I really like that you said "better process" because the answer there is yes.
Have your designers and everyone work from the repo. It doesn't matter if you choose SVN or git or something else, but make that the "authoritative" copy. Doing so will eventually save you headaches as you'll have a clear history of all changes, and can always revert.
The way I have setup a few environments for web design shops is with a system opposite to what you propose, it works like this:
- All designers work on checkedout copies of sites, and make changes and commit/update as needed.
- On commit, the repository pushes a copy of the site to a staging server, which is configured nearly identical to production.
- If the site is working on staging, there is very high confidence that it will work on the live server.
- When ready, the copy of the site on the staging server can be copied over to live, and now you have updated your site in a very responsible way and you have a history of all of your changes. (For this I like to use rsync, you can make it work however you see fit)
I hope this helps you think about your process somewhat.

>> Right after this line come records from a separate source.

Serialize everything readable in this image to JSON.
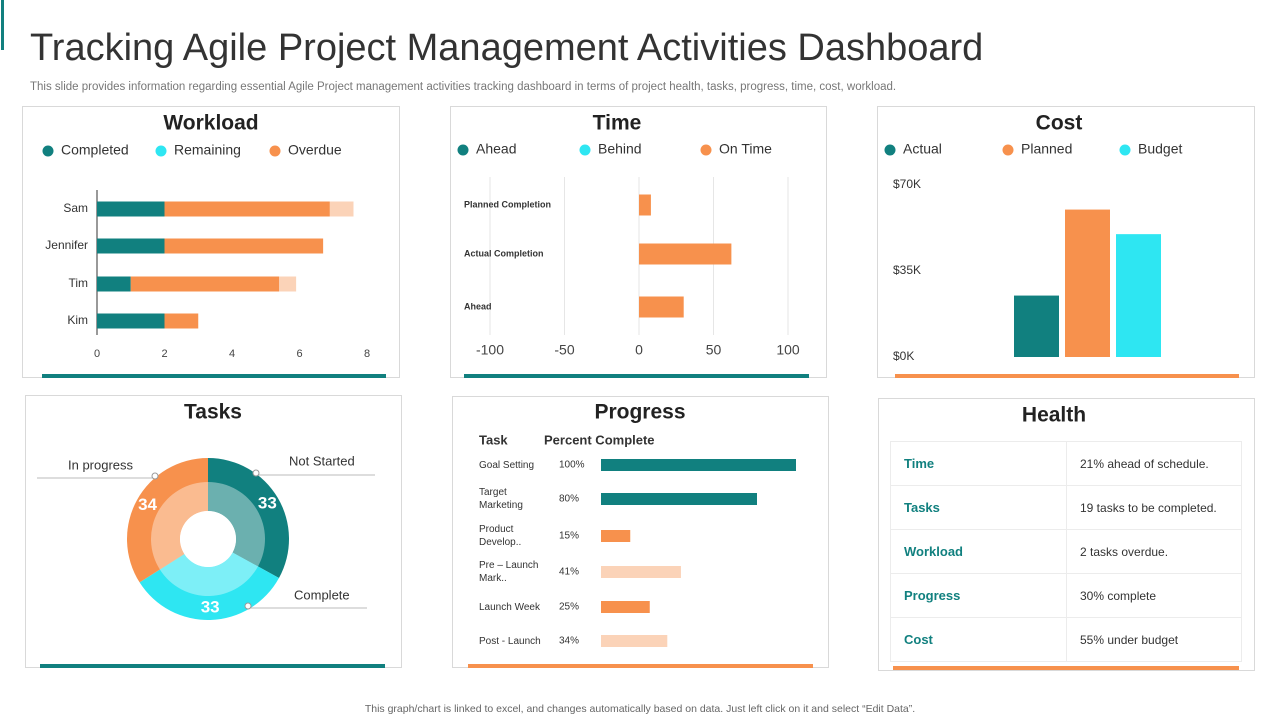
{
  "header": {
    "title": "Tracking Agile Project Management Activities Dashboard",
    "subtitle": "This slide provides information regarding essential Agile Project management activities tracking dashboard in terms of project health, tasks, progress, time, cost, workload."
  },
  "chart_data": [
    {
      "type": "bar",
      "orientation": "horizontal",
      "stacked": true,
      "title": "Workload",
      "categories": [
        "Sam",
        "Jennifer",
        "Tim",
        "Kim"
      ],
      "series": [
        {
          "name": "Completed",
          "color": "#11807f",
          "values": [
            2,
            2,
            1,
            2
          ]
        },
        {
          "name": "Remaining",
          "color": "#fbd3b8",
          "legend_color": "#2ee6f2",
          "values": [
            0.7,
            0,
            0.5,
            0
          ]
        },
        {
          "name": "Overdue",
          "color": "#f7914d",
          "values": [
            4.9,
            4.7,
            4.4,
            1
          ]
        }
      ],
      "xlim": [
        0,
        8
      ],
      "xticks": [
        0,
        2,
        4,
        6,
        8
      ]
    },
    {
      "type": "bar",
      "orientation": "horizontal",
      "title": "Time",
      "categories": [
        "Planned Completion",
        "Actual  Completion",
        "Ahead"
      ],
      "series": [
        {
          "name": "Ahead",
          "color": "#11807f",
          "values": [
            null,
            null,
            null
          ]
        },
        {
          "name": "Behind",
          "color": "#2ee6f2",
          "values": [
            null,
            null,
            null
          ]
        },
        {
          "name": "On Time",
          "color": "#f7914d",
          "values": [
            8,
            62,
            30
          ]
        }
      ],
      "xlim": [
        -100,
        100
      ],
      "xticks": [
        -100,
        -50,
        0,
        50,
        100
      ],
      "grid": true
    },
    {
      "type": "bar",
      "orientation": "vertical",
      "title": "Cost",
      "categories": [
        null
      ],
      "series": [
        {
          "name": "Actual",
          "color": "#11807f",
          "values": [
            25000
          ]
        },
        {
          "name": "Planned",
          "color": "#f7914d",
          "values": [
            60000
          ]
        },
        {
          "name": "Budget",
          "color": "#2ee6f2",
          "values": [
            50000
          ]
        }
      ],
      "ylim": [
        0,
        70000
      ],
      "yticks": [
        {
          "value": 0,
          "label": "$0K"
        },
        {
          "value": 35000,
          "label": "$35K"
        },
        {
          "value": 70000,
          "label": "$70K"
        }
      ]
    },
    {
      "type": "pie",
      "donut": true,
      "title": "Tasks",
      "categories": [
        "Not Started",
        "Complete",
        "In progress"
      ],
      "values": [
        33,
        33,
        34
      ],
      "colors": [
        "#11807f",
        "#2ee6f2",
        "#f7914d"
      ]
    },
    {
      "type": "bar",
      "orientation": "horizontal",
      "title": "Progress",
      "column_headers": [
        "Task",
        "Percent Complete"
      ],
      "categories": [
        "Goal Setting",
        "Target Marketing",
        "Product Develop..",
        "Pre – Launch Mark..",
        "Launch Week",
        "Post - Launch"
      ],
      "values": [
        100,
        80,
        15,
        41,
        25,
        34
      ],
      "value_labels": [
        "100%",
        "80%",
        "15%",
        "41%",
        "25%",
        "34%"
      ],
      "colors": [
        "#11807f",
        "#11807f",
        "#f7914d",
        "#fbd3b8",
        "#f7914d",
        "#fbd3b8"
      ],
      "xlim": [
        0,
        100
      ]
    }
  ],
  "health": {
    "title": "Health",
    "rows": [
      [
        "Time",
        "21% ahead of schedule."
      ],
      [
        "Tasks",
        "19 tasks to be completed."
      ],
      [
        "Workload",
        "2 tasks overdue."
      ],
      [
        "Progress",
        "30% complete"
      ],
      [
        "Cost",
        "55% under budget"
      ]
    ]
  },
  "footer": "This graph/chart is linked to excel, and changes automatically based on data. Just left click on it and select “Edit Data”."
}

Back to your original question: If you really don't want to change your process, you could set up a cron, that runs every few minutes and adds/commits all files that haves changed, and that should work. But I don't like this because now you don't have meaningful commit messages and the change history also might not make sense. As people are working and saving files, they aren't realizing at what point they are being committed, so more than likely there are now revisions in the repository that are a broken state, and now how do you find revisions that aren't broken? Choosing to "automate" the committing is obviously not the cleanest solution.